Dear Mayor and Lambeth Councillors
Re: Site Preparation for Mary Seacole Statue at St Thomas’ Hospital
We have written earlier with concerns about this statue, not about there being one, but its placement and message that someone other than Nightingale was the “Pioneer Nurse” at St Thomas’ Hospital, where her school led in the introduction of professional nursing throughout the world.
Our first question now concerns legal responsibility. Since the money has not all been raised, yet work is going ahead, who will be responsible for paying any missing amount? Lambeth ratepayers? Or will the NHS be expected to reallocate health care money for it?
Has any consideration been given to liability for graffiti, damage, etc? We would expect that the statue, if installed there, would for a time be a place to celebrate “diversity,” as is the plan.

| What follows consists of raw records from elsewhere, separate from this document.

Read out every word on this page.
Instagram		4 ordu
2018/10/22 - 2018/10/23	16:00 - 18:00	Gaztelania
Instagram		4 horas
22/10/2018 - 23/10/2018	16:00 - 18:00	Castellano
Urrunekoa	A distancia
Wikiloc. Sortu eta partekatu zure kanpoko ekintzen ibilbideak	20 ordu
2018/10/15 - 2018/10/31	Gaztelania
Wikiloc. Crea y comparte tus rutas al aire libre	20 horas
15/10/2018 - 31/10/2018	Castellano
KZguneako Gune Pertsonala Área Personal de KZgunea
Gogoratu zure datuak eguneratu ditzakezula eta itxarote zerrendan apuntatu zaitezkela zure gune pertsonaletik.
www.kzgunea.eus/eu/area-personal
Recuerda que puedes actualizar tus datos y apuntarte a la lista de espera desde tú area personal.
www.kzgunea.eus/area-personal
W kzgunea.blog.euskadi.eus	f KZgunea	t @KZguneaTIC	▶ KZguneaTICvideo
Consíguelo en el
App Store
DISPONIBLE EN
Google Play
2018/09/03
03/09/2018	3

But truth will out. Mrs Seacole was a fine person and worthy of being celebrated, but she was only one quarter black, and never identified herself as black or African. Indeed, she praised her (three quarters) Scottish heritage and disparaged her Creole. “Blacks” and “niggers” in her writing are always other people. See for example, her statement that, if her skin ‘had been as dark as any nigger’s,” she “should have been just as happy and as useful” (Seacole, Wonderful Adventures p. 48) and her references to her “good-for-nothing black cooks” (p. 141) and other not so nice references.
Her business was never a hospital, as is so often claimed, but was in effect an officers’ club. When a writer visited the Crimea years after the war he recalled seeing an “immense heap of broken bottles by the roadsideā¦all that was left behind of Mrs Seacole’s famous store” (Arnold, From the Levant, the Black Sea and the Danube 2:184). The broken bottles may indeed have been the result of Mrs Seacole’s own hammering “case after case” of red wine, when she could not sell it when it was time to go home (p. 196). What happens if the statue site becomes a site for drinking and drunkenness? Who is liable?